OK OK, put some upper limit on it then :-)

> Or two identical recently-low-level-formatted disks on a single SCSI
> controller in the presence of ID hardwiring.  Or even the same disks
> after they've been labelled and have identical filesystems on them.
> 
> And how much of the disk are you going to read before you give up?
> (Yes, I know a better approach would be to scatter the reads exponentially
> across the disk)
> 
> The problem is not the general case, it's the worst case.  I guess the
> question is whether the worst case is worth worrying about... 8)

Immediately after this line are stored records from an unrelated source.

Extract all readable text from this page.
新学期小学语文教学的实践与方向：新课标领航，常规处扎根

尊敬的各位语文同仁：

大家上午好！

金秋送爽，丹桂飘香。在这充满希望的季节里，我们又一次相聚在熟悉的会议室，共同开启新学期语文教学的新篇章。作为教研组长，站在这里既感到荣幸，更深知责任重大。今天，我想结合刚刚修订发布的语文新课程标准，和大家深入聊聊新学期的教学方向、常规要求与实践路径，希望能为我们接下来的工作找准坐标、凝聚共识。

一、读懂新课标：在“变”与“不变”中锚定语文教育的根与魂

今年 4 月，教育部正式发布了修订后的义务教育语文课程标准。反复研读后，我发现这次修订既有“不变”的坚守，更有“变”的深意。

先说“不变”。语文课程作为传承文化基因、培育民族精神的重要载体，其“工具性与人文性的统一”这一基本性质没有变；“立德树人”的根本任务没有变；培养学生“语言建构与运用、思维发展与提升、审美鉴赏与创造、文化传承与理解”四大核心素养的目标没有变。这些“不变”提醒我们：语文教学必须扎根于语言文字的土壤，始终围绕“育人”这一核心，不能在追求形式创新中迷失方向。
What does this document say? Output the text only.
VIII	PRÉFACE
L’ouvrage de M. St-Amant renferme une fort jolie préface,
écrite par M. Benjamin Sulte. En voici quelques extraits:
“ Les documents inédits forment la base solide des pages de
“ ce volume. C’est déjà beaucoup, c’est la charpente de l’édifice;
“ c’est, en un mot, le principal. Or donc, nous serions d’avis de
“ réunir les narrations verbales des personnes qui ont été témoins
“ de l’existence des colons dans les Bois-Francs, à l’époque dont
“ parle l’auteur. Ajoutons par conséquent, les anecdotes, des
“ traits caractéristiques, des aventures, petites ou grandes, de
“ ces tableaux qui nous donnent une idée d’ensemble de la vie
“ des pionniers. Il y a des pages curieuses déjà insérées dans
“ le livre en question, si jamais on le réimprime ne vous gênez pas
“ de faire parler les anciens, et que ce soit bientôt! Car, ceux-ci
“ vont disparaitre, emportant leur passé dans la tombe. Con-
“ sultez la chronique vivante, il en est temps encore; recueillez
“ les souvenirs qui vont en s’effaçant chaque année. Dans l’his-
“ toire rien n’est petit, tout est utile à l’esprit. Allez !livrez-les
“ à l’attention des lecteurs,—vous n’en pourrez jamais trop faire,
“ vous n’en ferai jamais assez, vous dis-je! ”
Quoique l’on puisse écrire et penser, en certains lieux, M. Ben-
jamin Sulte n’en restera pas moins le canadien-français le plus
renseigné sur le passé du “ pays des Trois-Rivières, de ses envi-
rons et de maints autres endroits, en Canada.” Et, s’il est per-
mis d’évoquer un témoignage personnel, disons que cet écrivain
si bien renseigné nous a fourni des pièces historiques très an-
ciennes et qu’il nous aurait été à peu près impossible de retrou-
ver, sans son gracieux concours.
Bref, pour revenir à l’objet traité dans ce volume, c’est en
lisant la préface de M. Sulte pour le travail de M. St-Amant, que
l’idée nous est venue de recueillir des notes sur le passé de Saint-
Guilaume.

No, I doubt that.  I expect the above loop to finish in < 3 sectors
in 99.999% of the cases where it matters.
(if the bios reports same geometry for two disks, then we don't care
if they are identical, since it will not confuse us.  We just need
a signature for each bios-geometry :-)

--
Poul-Henning Kamp           | phk@FreeBSD.ORG       FreeBSD Core-team.
http://www.freebsd.org/~phk | phk@login.dknet.dk    Private mailbox.
whois: [PHK]                | phk@ref.tfs.com       TRW Financial Systems, Inc.
Future will arrive by its own means, progress not so.